Gritos, choques elétricos, ameaças, violações aos direitos civis. Não se trata de um retorno aos porões da ditadura brasileira, nem de notícias sobre repressão em qualquer regime autoritário do mundo. Estamos falando dos Estados Unidos da América, terra onde liberdade e democracia, em tese, figuram acima de qualquer valor. No entanto, nas últimas semanas, denúncias de torturas no sistema prisional norte-americano chocaram a sociedade e mostraram um lado corrompido do sistema de Justiça. Tudo veio à tona quando o governador de Illinois, George Ryan, concedeu perdão a quatro prisioneiros condenados injustamente ao corredor da morte e comutou as setenças de morte de outros 167.
Aaron Patterson, Stanley Howard, Madison Hobley e Leroy Orange conquistaram a liberdade após quase 20 anos de injusto confinamento. Têm em comum a cor da pele – todos são negros –, a origem pobre e as marcas da tortura e do preconceito. Na década de oitenta, eles cairam nas mãos de Jon Burge, comandante da polícia de Chicago, e foram obrigados a confessar crimes que não cometeram. Acusado de mais de 40 casos de tortura contra homens negros, o buldogue Burge foi afastado do serviço em 1993 e hoje vive na Califórnia, com uma aposentadoria às custas dos contribuintes americanos.
O tempo passou, denúncias foram feitas, famílias reivindicaram, campanhas de protesto mobilizaram ativistas, mas os desmandos da polícia de Chicago passaram incólumes pela Justiça. “Casos de tortura não são isolados. O sistema judiciário encobre as denúncias de diversas formas”, disse Cliff Taylor, advogado de Aaron Patterson, se referindo a veredictos comprados, julgamentos parciais e arquivamento de processos. Os injustiçados, agora, lutam para resgatar os seus direitos e participam de uma campanha nacional pelo fim da pena de morte. Esses fatos reacenderam o debate pelo fim das execuções.

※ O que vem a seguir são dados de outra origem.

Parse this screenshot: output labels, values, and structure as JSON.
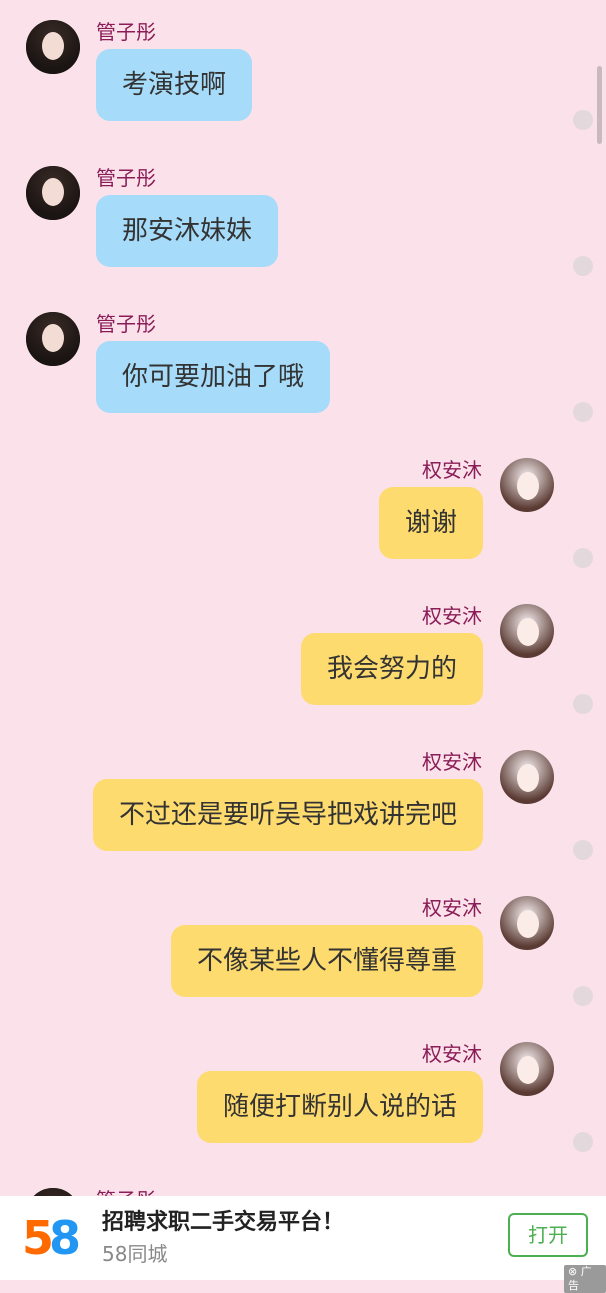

Dos EUA, em teleconferência com o Fórum Social Mundial, Aaron Patterson e seus advogados participaram da oficina “Vozes dos EUA contra a guerra e o imperialismo”, promovida pelo The Center for Economic Research and Social Change. “Quero poder falar sobre as injustiças que sofri e representar todos os inocentes presos”, disse Patterson. Em 1986, ele foi detido pela polícia de Chicago e se recusou a assinar papéis que o incriminariam de um assassinato que não cometeu. Por isso foi torturado. Era preciso achar um bode expiatório para um crime não esclarecido pela polícia.
Na transmissão, Patterson expôs aos espectadores o seu sofrimento. Mostrou o que eles chamam de “caixa-preta”, um equipamento aparentemente inofensivo, mas que, com um giro da manivela, descarrega altas cargas de energia elétrica no corpo da vítima. Outra invenção é o “submarino”, uma simples capa de máquina de escrever. “Com esse plástico, cobriram meu rosto e deram socos no meu peito e estômago”, lembrou. Sem ar e beirando um surto nervoso, Patterson caiu quando o comandante Burge colocou uma arma na cabeça de sua esposa e ameaçou matá-la na sua frente. Ele não pôde resistir e assinou a confissão. “A prisão é um armazém da morte. Foram anos de movimentos limitados, silêncio, solidão, vivendo num inferno vivo!”, exclamou.
De acordo com o The Center for Economic Research and Social Change, que promove a campanha pelo fim da pena de morte nos EUA (www.nodeathpenalty.org), o país já sofreu diversas condenações por violar direitos humanos em suas prisões. Todos os anos, o governo americano gasta US$ 400 milhões com a manutenção do seu sistema carcerário – o maior do mundo –, que abriga uma população de 2 milhões de pessoas. Em número de execuções, a “democracia” americana está em quarto lugar, atrás apenas de China, Irã e Arábia Saudita.